Я поднялась по ступенькам. Дверь на кухню была раскрыта. Я постояла, решая, стучать или идти, как раньше. И шагнула на порог.
Танька с Вовкой сидели у стола — два притихших голубка, уткнувших клювики в толстенную растрепанную книгу. Вот как! Уже «Ниву» смотрят! Нашу «Ниву», любую страницу которой мы с Танькой помнили наизусть!
Мне хотелось закричать на Таньку, топать ногами, вытолкать в шею этого Вовку. А еще больше — зареветь и так, ревя и захлебываясь, убежать неизвестно куда.
— Гляньте, кто пришел! Шо ж ты стоишь у дверях? Бери стуло, садись до стола. Вовка, устречай гостью!
Я не сразу поняла, что это Вовкина мать. Полураздетая, она сидела на кровати и шила. Мощно белели ее плечи, лямки лифа глубоко врезались в них.
Танька взметнулась из-за стола с радостным воплем, встал и Вовка, а я все не могла отвести глаз от белого, простодушного выпирающего из одежек тела. Дома у нас не было принято так ходить. Я стыдливо вильнула взглядом и наскочила на Вовкины глаза. В них плеснулась яркая, расплавленная синева. Малиновый жар опалил ему лицо.
Вовка вдруг подмигнул мне лихо.
У меня вспотели ладони. Спешно я отвернулась за табуреткой.
— Ну как ты догадалась, Лин? Я как раз собиралась к тебе, — тараторила Четверть француженки, а сама быстренько захлопнула «Ниву».
Вовкина мать откусила нитку, воткнула иголку в стол. Вывернула и надела кофту. Поискала глазами и, не глядя, переколола иглу на себя, мгновенным движением намотав восьмеркой оставшуюся нитку. Руки у нее маленькие, ловкие. Теперь она ходит по кухне легкими шагами и тоненько напевает: «Гандзя рыбка, Гандзя птичка…» И видно, что нисколько не тяготится своими телесами.
Что ж, она и в самом деле приятная, Вовкина мать.

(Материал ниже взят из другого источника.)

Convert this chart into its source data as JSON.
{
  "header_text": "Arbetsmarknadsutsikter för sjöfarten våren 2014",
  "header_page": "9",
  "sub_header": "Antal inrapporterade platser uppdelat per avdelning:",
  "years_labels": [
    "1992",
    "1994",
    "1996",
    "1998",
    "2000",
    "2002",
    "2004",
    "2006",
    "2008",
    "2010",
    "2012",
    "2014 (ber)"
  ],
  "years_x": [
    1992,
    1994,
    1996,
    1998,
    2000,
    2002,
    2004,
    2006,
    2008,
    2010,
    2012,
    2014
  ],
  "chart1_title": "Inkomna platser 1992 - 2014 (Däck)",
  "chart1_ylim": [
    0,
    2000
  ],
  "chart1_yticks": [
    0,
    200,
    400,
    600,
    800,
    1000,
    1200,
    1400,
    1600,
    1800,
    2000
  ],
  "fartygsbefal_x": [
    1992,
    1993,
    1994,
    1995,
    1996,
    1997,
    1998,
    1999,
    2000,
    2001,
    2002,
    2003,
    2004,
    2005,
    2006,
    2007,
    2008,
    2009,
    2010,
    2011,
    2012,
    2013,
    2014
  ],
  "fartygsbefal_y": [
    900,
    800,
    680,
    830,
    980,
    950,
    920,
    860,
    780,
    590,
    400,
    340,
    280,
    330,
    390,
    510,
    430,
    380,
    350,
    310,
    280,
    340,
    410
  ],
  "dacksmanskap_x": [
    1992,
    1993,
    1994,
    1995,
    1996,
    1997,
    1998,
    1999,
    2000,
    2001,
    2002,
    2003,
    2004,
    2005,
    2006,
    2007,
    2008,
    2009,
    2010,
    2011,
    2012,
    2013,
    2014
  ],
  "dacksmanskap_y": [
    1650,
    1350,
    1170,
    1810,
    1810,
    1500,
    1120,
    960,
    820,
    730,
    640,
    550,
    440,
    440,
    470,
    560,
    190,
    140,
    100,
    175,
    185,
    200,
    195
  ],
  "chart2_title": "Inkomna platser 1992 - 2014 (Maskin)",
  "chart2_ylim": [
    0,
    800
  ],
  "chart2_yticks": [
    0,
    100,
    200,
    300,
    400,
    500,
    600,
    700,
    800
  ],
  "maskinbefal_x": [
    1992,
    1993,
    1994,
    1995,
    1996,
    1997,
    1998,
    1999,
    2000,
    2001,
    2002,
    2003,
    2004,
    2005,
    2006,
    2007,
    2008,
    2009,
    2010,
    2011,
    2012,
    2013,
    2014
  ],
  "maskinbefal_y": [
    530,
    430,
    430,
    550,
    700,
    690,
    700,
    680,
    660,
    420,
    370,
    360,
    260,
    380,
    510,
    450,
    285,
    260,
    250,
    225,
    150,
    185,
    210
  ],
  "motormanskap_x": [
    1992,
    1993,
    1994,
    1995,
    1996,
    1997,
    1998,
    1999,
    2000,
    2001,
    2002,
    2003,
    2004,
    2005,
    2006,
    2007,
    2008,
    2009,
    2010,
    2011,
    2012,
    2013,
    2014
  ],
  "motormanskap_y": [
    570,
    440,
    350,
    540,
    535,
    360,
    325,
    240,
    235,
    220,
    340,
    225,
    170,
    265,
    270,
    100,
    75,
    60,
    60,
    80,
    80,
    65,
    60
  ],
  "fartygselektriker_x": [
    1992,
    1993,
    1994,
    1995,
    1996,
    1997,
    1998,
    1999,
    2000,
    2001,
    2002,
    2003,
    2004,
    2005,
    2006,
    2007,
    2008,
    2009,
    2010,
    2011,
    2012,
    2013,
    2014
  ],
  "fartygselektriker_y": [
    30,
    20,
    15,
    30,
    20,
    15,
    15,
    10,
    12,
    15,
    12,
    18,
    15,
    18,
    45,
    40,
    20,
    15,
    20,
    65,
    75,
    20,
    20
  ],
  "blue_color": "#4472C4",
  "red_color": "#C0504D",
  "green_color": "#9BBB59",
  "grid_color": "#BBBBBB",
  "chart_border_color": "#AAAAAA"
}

Танька уже присохла, так и караулит ее глазами. Да еще ухитряется повести горделивым оком в мою сторону. Впрочем, тут же она говорит мне подчеркнуто деловито:
— Айда завтра на барахолку? Надо же что-то предпринимать. У Вовки вообще ни одного учебника!
— То дело, забирайте и Вовку. Где ж я денег тебе на книжки найду, сына? — И Вовкина мать посмотрела на него глазами виноватой синеглазой девочки.
— Марь Ефимна, пусть он мои старые продаст.